Un parcours militaire et une ascension fulgurante
Engagé volontaire à 20 ans, Paul Soler a rapidement rejoint les unités de renseignement des forces spéciales. Ses missions l'ont mené en Afghanistan, en Irak, en Ukraine et au Sahel. Son ancien supérieur, le général Christophe Gomart, aujourd'hui eurodéputé, le décrit comme un homme brillant et motivé. En 2016, alors capitaine, il impressionne le candidat Macron lors d'une présentation géopolitique au QG de campagne. « Le niveau d'expertise et d'autorité du mec se sont imposés en cinq minutes », confie un témoin anonyme.
Diplomatie parallèle et coups politiques
Nommé conseiller spécial, Soler est rapidement envoyé en Libye, où il organise un sommet controversé à la Celle-Saint-Cloud. Si l'événement fait grand bruit, plusieurs diplomates estiment qu'il n'a abouti à aucun résultat concret. « Non seulement ça n'a rien donné au plan politique, mais ça a eu des conséquences négatives pour la suite », déplore Patrick Haimzadeh, ancien diplomate à Tripoli. Pourtant, cette diplomatie parallèle semble plaire à Macron, qui en fait un outil récurrent de sa stratégie internationale.
Un rôle clé dans les crises internationales
En mars 2022, quelques semaines après l'invasion russe en Ukraine, Soler rencontre en secret le ministre de la Défense russe. Une initiative qui illustre la confiance que lui accorde le président. Plus récemment, il a joué un rôle déterminant dans la libération d'Ofer Kalderon, otage franco-israélien détenu par le Hamas. Sa famille a publiquement salué son intervention, bien que les détails restent flous.
« Pour toutes nos demandes, il a aidé. Je ne peux pas vous révéler tout ce qu'il a fait. Son boulot était discret », explique Sharon Kalderon, la belle-sœur de l'otage.

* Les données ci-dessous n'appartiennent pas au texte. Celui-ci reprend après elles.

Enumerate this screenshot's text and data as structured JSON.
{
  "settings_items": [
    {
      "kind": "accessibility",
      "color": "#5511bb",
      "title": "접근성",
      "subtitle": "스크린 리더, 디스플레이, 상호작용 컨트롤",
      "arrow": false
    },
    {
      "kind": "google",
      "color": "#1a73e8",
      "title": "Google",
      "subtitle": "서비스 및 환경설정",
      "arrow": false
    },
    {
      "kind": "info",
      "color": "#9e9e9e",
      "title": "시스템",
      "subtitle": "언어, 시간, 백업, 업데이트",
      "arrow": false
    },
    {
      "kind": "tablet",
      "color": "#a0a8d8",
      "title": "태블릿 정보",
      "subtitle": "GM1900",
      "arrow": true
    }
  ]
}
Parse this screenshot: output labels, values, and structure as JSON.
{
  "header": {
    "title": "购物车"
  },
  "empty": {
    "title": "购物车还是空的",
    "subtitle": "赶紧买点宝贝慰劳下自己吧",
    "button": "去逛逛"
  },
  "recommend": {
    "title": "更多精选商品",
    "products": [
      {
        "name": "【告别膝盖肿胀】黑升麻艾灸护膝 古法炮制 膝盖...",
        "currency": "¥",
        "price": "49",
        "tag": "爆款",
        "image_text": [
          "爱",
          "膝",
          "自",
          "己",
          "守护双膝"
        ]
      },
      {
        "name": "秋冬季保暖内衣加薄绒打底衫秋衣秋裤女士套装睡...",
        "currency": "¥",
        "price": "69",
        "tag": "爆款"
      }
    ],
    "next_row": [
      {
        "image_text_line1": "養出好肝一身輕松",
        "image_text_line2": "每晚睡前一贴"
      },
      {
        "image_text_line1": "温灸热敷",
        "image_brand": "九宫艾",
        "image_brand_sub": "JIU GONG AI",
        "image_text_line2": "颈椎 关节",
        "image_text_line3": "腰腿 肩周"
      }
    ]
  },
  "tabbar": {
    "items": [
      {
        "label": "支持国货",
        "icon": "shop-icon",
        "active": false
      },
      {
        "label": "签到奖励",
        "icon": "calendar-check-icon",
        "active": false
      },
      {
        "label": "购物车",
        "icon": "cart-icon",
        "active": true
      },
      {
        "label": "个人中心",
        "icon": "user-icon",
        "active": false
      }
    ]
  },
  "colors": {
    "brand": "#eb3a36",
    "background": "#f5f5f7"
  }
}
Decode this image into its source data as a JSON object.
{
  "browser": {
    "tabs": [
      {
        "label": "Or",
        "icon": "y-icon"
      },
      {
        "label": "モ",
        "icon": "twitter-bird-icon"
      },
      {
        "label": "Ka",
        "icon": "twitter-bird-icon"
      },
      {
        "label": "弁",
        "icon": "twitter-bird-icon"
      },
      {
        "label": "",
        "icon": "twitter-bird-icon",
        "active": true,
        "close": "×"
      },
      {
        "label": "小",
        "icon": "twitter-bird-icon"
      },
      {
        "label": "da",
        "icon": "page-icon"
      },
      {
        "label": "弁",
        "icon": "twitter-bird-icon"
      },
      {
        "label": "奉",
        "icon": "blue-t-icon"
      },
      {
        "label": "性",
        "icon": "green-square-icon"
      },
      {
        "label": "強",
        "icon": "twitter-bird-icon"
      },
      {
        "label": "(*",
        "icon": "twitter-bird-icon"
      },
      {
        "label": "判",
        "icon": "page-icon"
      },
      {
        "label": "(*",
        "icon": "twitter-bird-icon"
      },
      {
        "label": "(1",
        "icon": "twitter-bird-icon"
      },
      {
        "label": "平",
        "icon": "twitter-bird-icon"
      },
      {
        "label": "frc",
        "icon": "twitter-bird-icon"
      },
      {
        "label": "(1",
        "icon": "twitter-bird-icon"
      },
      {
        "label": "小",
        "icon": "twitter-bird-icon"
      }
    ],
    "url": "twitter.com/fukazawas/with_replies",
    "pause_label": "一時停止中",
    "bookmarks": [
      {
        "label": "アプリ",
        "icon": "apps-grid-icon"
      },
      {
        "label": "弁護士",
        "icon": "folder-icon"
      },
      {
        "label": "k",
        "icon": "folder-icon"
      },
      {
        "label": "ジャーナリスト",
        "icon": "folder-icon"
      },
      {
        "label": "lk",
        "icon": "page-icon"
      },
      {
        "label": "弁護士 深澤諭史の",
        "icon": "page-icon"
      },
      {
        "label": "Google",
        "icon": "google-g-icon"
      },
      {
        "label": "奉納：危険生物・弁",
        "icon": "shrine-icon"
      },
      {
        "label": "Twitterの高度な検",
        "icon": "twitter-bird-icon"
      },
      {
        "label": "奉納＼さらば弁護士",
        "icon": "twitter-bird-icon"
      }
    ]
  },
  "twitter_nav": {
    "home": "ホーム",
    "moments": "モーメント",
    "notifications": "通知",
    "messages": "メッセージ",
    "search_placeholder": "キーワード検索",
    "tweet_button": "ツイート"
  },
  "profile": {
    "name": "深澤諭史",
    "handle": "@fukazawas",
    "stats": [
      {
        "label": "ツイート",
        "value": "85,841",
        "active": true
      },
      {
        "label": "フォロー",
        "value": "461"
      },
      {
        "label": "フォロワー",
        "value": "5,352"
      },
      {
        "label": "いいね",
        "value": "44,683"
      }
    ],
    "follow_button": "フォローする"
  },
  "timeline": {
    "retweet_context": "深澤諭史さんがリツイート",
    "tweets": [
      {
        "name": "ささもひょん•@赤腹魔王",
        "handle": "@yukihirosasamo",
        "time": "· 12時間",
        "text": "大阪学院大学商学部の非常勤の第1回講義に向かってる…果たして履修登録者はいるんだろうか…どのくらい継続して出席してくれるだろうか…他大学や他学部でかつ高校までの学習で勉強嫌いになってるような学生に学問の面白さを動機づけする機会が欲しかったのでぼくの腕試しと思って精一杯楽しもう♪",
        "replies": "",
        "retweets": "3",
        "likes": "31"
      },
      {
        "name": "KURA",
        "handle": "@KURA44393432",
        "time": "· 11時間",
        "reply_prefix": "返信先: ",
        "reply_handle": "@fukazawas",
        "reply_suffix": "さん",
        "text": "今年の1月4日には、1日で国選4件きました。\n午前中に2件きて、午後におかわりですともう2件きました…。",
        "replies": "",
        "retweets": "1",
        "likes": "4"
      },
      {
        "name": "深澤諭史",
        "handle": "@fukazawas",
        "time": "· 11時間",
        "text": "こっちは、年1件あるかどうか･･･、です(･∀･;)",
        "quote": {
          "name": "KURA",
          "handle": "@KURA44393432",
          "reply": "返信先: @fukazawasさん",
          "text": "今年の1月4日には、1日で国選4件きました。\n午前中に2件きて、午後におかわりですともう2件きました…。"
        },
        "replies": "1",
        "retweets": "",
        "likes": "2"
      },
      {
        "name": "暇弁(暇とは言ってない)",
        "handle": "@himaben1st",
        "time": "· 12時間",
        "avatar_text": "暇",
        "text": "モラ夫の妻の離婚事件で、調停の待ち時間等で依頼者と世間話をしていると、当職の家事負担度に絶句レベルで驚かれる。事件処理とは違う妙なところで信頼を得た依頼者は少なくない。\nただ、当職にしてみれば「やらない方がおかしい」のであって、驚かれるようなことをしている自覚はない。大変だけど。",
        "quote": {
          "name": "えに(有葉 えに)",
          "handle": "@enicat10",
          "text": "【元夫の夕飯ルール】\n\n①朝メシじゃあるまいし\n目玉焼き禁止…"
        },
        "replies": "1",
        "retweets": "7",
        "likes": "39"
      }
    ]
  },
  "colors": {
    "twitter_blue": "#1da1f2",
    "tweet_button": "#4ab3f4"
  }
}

Un héritage politique ambigu
Comme d'autres conseillers occultes avant lui, Paul Soler incarne une forme de pouvoir parallèle. Certains y voient un atout pour contourner les rigidités diplomatiques officielles, d'autres un risque de dérive autoritaire. « Il y a vraiment ces gens de l'ombre, dont on ne sait jamais s'ils se mettent en valeur par rapport à ce qu'ils font ou s'ils font vraiment quelque chose », confie un ancien diplomate. Alors que la France traverse une crise de confiance politique, le rôle de Soler interroge sur les limites de la transparence démocratique.